Les expatriés sont-ils agacés par les étrangers ?

Bien avant l'invention du terme « gentrification » – un hybride entre une racine hispano-anglaise qui a néanmoins gagné en popularité –, la sagesse populaire avait déjà forgé le dicton : « Des invités viendront nous chasser de chez nous. » Dans un monde occidental de plus en plus mondialisé, le rejet des étrangers peut atteindre des niveaux xénophobes, à l'image de ceux manifestés par des personnalités comme Trump et son idéologie de « l'Amérique d'abord ». Mais la vérité est que la population des grandes villes est de plus en plus hétérogène.
Nous avons désormais inventé une appellation pour les étrangers aisés qui s'installent dans des villes comme Barcelone : « expat », abréviation du terme « expatrié ». La Neolosfera del Obneo (Observatoire de néologie de l'UPF) le définit ainsi : « Ce terme désigne une personne résidant dans un pays autre que celui où elle est née ou dont elle a la nationalité, et s'applique généralement aux personnes envoyées à l'étranger par les entreprises qui les emploient. Dans ce contexte, une personne considérée comme expatriée dans son pays d'origine peut être perçue comme immigrée dans le pays d'accueil, mais en réalité, le terme « expat » s'applique aux personnes originaires de pays développés, ce qui en fait un terme discriminatoire et exclusif. »

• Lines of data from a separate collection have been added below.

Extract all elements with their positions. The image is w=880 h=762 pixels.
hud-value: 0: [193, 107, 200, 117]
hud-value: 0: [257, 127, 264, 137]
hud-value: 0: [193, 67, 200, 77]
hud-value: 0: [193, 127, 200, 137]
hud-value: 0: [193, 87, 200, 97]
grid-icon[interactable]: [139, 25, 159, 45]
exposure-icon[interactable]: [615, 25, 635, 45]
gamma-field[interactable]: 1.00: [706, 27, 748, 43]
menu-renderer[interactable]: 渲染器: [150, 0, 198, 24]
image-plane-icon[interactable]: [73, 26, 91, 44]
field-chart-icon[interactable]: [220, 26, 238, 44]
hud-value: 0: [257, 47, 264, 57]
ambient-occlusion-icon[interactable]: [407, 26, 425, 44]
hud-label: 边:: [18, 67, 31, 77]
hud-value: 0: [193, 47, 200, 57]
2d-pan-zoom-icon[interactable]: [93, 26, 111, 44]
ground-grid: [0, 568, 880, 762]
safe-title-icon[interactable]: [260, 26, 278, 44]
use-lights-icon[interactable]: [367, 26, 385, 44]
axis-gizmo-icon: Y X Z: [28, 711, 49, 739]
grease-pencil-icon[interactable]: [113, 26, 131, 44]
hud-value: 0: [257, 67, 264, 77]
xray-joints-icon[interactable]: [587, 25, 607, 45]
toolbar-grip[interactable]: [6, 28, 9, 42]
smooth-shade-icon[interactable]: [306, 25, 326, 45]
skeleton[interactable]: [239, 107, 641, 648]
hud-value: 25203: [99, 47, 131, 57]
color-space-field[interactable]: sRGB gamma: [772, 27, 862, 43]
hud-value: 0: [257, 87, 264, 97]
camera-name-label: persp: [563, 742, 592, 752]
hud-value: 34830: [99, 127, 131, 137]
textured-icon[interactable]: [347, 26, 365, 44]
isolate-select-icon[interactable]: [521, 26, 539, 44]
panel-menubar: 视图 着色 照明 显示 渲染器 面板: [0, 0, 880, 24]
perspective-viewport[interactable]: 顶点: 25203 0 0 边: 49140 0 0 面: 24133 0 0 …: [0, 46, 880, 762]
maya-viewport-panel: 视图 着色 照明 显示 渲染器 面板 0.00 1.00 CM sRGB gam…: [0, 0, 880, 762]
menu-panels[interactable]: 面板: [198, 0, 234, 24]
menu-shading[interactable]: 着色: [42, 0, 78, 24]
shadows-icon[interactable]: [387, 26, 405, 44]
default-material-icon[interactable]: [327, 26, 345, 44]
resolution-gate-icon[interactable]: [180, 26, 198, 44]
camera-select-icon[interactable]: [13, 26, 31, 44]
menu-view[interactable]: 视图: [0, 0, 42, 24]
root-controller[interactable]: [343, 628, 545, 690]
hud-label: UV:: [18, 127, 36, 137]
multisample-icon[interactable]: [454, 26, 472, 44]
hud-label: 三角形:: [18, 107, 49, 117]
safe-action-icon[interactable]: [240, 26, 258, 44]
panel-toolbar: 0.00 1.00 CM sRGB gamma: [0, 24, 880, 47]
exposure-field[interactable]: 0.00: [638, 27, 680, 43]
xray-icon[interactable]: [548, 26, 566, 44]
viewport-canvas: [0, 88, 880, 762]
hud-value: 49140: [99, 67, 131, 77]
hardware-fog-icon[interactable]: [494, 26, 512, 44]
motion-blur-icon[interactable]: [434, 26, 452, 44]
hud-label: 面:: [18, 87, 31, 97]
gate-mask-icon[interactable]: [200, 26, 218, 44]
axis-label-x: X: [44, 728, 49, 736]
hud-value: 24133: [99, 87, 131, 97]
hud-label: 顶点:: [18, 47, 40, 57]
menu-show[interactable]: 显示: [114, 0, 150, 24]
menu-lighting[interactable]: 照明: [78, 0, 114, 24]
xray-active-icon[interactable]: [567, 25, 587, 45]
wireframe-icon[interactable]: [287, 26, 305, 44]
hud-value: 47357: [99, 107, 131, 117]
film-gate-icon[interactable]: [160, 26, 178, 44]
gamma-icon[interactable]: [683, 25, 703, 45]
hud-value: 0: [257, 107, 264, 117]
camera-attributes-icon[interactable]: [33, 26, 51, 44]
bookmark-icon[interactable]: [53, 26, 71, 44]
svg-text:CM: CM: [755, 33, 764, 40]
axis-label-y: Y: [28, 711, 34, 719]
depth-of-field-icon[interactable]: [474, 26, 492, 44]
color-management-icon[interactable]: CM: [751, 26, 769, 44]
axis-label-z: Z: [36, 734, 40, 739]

Nous avons déjà des noms pour discriminer les étrangers occidentaux, positivement ou négativement.Quand Obneo parle de « discrimination et d'exclusion », il ne le dit pas de manière péjorative, bien au contraire. Qualifier quelqu'un d'expatrié lui confère une certaine distinction, car il n'a pas quitté son pays en quête d'un avenir meilleur, pour fuir une guerre ou simplement pour survivre. Il s'agit généralement de personnes disposant d'un pouvoir d'achat moyen à élevé, qui peuvent rentrer chez elles quand elles le souhaitent.
Je dois avouer qu'il m'a fallu un certain temps pour m'habituer à ce nouveau sens, car, comme le décrivent encore les dictionnaires, un expatrié (du verbe « expatriar ») désignait une personne forcée de quitter son pays, comme un exilé ou un réfugié. Aujourd'hui, cependant, ce nom est empreint d'une aura d'exaltation.
Le problème est qu'aujourd'hui, à Barcelone, expatriés et étrangers sont confondus. Ces deux termes désignent les étrangers occidentaux, mais si le premier est devenu discriminatoire positivement, le second est discriminatoire négativement. De nombreux natifs sont agacés par les étrangers. Mais qu'en est-il des expatriés ? Sont-ils également agacés par leurs concitoyens en vacances ? Une amie expatriée , professeur d'allemand, exprime constamment son mécontentement face au comportement incivil de ses concitoyens lorsqu'ils se transforment en hordes d'étrangers. Tout est dans la vigne du Seigneur.